When integrated with frame-level alignment in the full model, FvGEF further improved the performance, particularly in terms of higher-order metrics such as Top-5 and Top-10. This suggests that FvGEF refines feature representations to enhance discrimination among semantically similar signs, but its benefits are contingent on the availability of sufficient data to support its intricate fusion mechanism. Overall, the ablation study confirms that frame-level alignment is a robust performance enhancer across all dataset sizes, whereas FvGEF serves as a complementary component that delivers incremental gains, especially on large-scale datasets. These findings emphasize the criticality of designing architectural components with both model compatibility and data characteristics in mind.

6. Conclusions

In this paper, we present a novel design for an ASLT system accompanied by an efficient dual-view WSLR algorithm tailored for Chinese sign language.

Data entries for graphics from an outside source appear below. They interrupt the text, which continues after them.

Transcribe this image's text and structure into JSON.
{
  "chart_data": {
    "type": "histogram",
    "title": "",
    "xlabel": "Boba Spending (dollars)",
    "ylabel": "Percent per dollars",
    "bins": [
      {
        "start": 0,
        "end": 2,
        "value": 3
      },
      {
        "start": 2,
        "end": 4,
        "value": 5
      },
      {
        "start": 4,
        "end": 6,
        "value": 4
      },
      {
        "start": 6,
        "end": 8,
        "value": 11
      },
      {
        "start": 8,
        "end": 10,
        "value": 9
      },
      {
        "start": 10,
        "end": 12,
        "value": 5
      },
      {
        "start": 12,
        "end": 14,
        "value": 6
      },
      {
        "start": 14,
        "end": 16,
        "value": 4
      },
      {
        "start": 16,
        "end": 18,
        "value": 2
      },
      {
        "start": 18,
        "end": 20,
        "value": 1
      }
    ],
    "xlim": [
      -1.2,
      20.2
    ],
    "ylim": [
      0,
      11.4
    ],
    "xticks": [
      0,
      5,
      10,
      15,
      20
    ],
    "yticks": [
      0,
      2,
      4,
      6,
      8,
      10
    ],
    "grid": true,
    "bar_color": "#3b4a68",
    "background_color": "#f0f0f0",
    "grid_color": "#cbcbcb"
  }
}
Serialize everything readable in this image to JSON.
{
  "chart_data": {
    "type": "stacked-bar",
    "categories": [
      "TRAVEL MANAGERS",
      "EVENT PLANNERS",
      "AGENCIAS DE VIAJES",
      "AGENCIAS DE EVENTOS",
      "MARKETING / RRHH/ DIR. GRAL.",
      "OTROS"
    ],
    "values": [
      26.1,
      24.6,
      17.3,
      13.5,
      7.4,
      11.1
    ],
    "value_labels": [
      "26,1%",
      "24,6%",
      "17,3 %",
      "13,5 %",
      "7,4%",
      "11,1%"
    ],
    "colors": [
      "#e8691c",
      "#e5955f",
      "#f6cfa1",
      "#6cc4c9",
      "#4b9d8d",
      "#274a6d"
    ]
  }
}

The proposed algorithm employs a Swin transformer module and a transformer encoder for spatio-temporal feature modeling, which enables robust representation learning from dual-view word-level sign videos. To enhance recognition performance, we introduce a frame-level alignment module to synchronize temporal dynamics across dual views and an FvGEF strategy for cross-view feature integration. These components mitigate temporal misalignment and enhance inter-view semantic coherence, thereby yielding more accurate and stable recognition outcomes. The results of comprehensive experiments conducted on the NationalCSL-DP benchmark validate the effectiveness and efficiency of our framework. The proposed approach showed significant improvements in recognition accuracy across multiple metrics (e.g., Top-1, Top-5 and Top-10) and dataset subsets (ranging from NationalCSL200 to NationalCSL6707), thus confirming its superiority. Overall, this work provides a practical and scalable solution for dual-view Chinese WSLR, with substantial potential for real-world applications in education, assistive technologies, and communication systems.